Her testimony had just ended when the bodyguards took her aside into a small room down the hall from the courtroom. Tasha had complained bitterly about not being given any freedom to see anybody while in Los Angeles to testify, but the police were firm in their conviction that she simply could not be allowed to risk independent movement. So an artificial little reunion with her younger sister at the courthouse had been the best they could offer.
Moments after Tasha entered the room, her eleven-year-old sister was brought in. The girl was now living with her full-time foster parents and the two hadn’t seen each other since before the crimes. The bodyguards stepped out to give them a few moments of privacy while they sat in two chairs facing each other in the barren little room. Later, even years later, the memory of the encounter would stick with her clearly.
There was an awkward silence as her sister looked strangely at Tasha, taking in her drastically changed appearance. Tasha wondered what she must look like to her and what she must be thinking. Finally the little girl spoke.
“Your hair looks really stupid.”
It wasn’t the best of circumstances for a fulfilling reunion.
So Tasha’s Christmas present that year was the knowledge that she had successfully helped to put in motion the long process of forcing her father to answer for the crimes of that terrible summer. As the bodyguards escorted her to the airport, automated holiday carols were playing everywhere. But the weight of what she had just endured hung heavily on her, making her feel alone while the entire Judeo-Christian world was on a giant Muzak high.
The carols tolled in the airport while the ticket agents screwed up her tickets and the carols tolled in the police station where her
bodyguards took her to wait for four hours while somebody in a command position figured out what to do and the carols tolled back at the motel where they finally put her up for the night.
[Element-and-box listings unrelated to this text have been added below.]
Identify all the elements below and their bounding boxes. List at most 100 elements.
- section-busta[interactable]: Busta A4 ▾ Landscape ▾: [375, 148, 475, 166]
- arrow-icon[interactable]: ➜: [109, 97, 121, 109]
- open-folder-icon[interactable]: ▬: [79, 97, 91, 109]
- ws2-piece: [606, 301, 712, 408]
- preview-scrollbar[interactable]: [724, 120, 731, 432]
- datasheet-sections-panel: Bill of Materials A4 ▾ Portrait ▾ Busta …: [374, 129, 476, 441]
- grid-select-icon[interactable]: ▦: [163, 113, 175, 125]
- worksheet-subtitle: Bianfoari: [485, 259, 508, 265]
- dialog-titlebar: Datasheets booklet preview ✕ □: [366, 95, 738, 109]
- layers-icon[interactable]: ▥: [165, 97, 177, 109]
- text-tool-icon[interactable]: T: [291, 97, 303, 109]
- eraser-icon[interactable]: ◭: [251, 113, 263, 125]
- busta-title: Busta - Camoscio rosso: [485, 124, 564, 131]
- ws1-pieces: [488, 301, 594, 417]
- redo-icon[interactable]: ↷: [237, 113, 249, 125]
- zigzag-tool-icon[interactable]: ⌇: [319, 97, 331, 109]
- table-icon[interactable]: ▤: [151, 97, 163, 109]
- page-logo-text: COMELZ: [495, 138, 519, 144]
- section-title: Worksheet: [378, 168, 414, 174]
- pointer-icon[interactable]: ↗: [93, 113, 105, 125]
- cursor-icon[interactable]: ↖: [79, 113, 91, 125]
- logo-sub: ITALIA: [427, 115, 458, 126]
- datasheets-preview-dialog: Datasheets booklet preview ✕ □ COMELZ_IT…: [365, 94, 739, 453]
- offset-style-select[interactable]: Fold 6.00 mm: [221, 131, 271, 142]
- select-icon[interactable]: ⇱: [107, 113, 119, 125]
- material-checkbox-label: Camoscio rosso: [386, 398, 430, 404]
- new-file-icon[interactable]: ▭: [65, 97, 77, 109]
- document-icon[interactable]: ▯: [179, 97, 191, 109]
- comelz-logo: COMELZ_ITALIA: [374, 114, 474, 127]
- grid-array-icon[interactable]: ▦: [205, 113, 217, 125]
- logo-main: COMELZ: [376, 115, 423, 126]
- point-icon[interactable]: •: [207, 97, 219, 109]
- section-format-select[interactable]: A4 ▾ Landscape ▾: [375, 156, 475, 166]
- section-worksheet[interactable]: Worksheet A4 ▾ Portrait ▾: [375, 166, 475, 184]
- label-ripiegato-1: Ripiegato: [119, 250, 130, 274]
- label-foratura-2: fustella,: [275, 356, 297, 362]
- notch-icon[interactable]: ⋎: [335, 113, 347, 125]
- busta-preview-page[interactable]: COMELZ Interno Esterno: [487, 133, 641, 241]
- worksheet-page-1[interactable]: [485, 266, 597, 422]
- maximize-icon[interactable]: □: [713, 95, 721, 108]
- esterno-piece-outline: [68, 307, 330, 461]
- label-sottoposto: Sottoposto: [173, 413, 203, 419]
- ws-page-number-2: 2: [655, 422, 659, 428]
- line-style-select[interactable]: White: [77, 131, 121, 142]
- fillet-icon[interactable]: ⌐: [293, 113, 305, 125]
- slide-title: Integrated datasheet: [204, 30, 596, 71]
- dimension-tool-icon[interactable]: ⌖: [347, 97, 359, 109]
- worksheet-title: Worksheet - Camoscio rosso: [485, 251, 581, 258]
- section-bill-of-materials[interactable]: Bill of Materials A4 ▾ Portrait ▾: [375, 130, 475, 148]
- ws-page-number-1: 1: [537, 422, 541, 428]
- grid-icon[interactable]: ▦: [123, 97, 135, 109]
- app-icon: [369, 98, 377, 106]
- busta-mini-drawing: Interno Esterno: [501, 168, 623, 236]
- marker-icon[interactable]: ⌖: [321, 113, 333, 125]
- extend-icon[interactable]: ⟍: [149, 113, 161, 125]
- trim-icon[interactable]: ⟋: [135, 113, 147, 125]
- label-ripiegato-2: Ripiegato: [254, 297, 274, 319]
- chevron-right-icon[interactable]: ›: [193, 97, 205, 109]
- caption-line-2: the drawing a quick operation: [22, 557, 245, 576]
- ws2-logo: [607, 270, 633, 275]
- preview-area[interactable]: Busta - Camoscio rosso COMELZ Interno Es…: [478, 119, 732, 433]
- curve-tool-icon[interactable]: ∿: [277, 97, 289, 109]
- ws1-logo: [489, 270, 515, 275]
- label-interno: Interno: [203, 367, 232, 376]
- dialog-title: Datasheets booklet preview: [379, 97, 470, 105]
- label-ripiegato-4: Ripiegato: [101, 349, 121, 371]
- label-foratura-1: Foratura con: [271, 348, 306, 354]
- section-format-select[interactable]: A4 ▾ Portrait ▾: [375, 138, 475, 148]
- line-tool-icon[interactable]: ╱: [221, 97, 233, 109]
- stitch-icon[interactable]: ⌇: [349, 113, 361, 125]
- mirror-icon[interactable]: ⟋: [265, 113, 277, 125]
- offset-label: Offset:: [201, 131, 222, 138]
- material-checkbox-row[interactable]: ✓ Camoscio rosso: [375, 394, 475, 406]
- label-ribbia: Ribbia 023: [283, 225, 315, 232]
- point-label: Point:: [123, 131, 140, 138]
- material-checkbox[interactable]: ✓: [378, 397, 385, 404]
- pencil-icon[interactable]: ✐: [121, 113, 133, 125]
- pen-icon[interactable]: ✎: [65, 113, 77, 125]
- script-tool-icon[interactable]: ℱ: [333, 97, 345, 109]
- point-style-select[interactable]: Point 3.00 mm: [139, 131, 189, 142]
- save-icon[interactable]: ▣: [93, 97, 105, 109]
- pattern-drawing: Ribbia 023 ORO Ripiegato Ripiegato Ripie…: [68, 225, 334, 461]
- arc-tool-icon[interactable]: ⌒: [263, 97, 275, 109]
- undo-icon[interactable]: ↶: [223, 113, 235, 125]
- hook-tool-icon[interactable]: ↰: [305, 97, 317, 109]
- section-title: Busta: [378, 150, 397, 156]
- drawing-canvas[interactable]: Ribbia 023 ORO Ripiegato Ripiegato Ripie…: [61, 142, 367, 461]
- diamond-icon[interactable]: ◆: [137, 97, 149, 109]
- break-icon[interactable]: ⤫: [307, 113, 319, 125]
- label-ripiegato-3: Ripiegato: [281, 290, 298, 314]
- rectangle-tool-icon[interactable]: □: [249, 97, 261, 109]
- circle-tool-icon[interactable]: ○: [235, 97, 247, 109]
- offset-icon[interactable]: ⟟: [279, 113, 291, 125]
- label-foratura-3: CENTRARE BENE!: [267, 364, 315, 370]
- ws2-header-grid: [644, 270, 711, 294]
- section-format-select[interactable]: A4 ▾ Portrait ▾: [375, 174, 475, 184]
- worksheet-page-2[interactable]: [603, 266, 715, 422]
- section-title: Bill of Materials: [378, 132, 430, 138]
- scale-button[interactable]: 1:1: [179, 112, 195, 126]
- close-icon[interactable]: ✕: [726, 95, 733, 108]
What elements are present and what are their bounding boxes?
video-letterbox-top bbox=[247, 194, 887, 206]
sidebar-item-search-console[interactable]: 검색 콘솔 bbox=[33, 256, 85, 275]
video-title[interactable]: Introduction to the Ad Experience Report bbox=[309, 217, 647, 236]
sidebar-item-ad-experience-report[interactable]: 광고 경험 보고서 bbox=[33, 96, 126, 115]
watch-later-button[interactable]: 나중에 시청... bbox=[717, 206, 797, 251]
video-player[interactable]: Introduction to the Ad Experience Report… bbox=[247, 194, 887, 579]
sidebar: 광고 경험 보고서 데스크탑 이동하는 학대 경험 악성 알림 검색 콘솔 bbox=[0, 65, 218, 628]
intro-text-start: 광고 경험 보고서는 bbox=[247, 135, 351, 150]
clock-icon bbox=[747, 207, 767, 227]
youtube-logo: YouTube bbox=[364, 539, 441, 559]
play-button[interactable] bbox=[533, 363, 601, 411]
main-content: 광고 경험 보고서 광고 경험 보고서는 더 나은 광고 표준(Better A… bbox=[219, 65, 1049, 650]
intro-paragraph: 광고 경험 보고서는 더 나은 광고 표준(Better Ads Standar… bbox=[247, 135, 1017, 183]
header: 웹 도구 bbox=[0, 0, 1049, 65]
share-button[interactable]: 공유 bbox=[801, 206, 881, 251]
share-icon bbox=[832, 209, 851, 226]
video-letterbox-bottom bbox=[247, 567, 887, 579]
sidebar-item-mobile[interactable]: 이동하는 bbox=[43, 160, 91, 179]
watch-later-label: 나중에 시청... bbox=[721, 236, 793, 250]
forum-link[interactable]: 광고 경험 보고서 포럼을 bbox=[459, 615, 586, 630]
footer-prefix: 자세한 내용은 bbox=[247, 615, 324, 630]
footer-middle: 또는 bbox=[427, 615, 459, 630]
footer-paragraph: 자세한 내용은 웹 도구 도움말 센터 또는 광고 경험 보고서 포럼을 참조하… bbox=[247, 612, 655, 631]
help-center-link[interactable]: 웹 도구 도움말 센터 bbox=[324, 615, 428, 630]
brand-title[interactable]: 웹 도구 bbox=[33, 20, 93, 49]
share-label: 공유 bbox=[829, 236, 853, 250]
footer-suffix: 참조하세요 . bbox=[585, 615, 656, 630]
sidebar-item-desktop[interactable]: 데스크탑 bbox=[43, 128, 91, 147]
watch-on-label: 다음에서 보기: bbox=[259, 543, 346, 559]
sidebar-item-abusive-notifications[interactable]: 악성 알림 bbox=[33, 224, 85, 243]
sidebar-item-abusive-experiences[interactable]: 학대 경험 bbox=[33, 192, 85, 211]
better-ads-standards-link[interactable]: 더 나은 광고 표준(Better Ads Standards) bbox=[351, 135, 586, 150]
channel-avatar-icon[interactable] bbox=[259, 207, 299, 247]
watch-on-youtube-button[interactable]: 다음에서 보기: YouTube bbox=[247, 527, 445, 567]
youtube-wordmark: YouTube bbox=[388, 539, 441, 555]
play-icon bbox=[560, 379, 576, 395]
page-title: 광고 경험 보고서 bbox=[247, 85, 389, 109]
The carols were still Muzaking away on Christmas Eve when Tasha’s bodyguards finally released her to the next plane for Hawaii. I’ll be home for Christmas.
Daddy had received a visit for the holidays from his supposed-to-be-dead daughter. And during this season to be jolly, Tasha had brought him the gift of a living, breathing souvenir from their last dance together on their final night in the Peernock house.
CHAPTER
20
As the year drew to a close, Victoria found her practice suffering severely. Even though she had farmed out most of her non-Peernock cases, she barely kept her head above the paper river flowing her way from Dern, Mason and Floum. She had even farmed out Natasha’s civil cases to avoid any conflict of interest, concentrating on the probate settlements and the lawsuits against Robert’s estate. Although that cleared her of any hint of conflict of interest on Natasha’s behalf, it also lowered her prospects of financial gain from a case that had already sapped her resources to the breaking point. She was learning that no amount of work will maintain a sole practice when a lawyer is forced into court every day on endless rounds of motions, while her practice collects no money for the efforts and has to function solely in the hope of future compensation.
She went into the holidays in a miserable state, unconsoled by the early present from Richard, which she still kept propped in the footwell of her desk. Physically and mentally exhausted, she was finally beginning to face the thing she had feared most when deciding whether to take the case: she no longer saw how she could keep going against virtually unlimited resources fielded by an entire law firm bent on overwhelming her.
Confronted by the loss of her practice and complete defeat as Natasha’s advocate, she spent the holidays discussing with her husband, Richard, whether or not she should let go while there might still be something in the case to save. Noble as it can sound to fight to the very last, such a strategy would not only leave nothing for her but could leave Natasha’s next attorney with insufficient ammunition to salvage the case.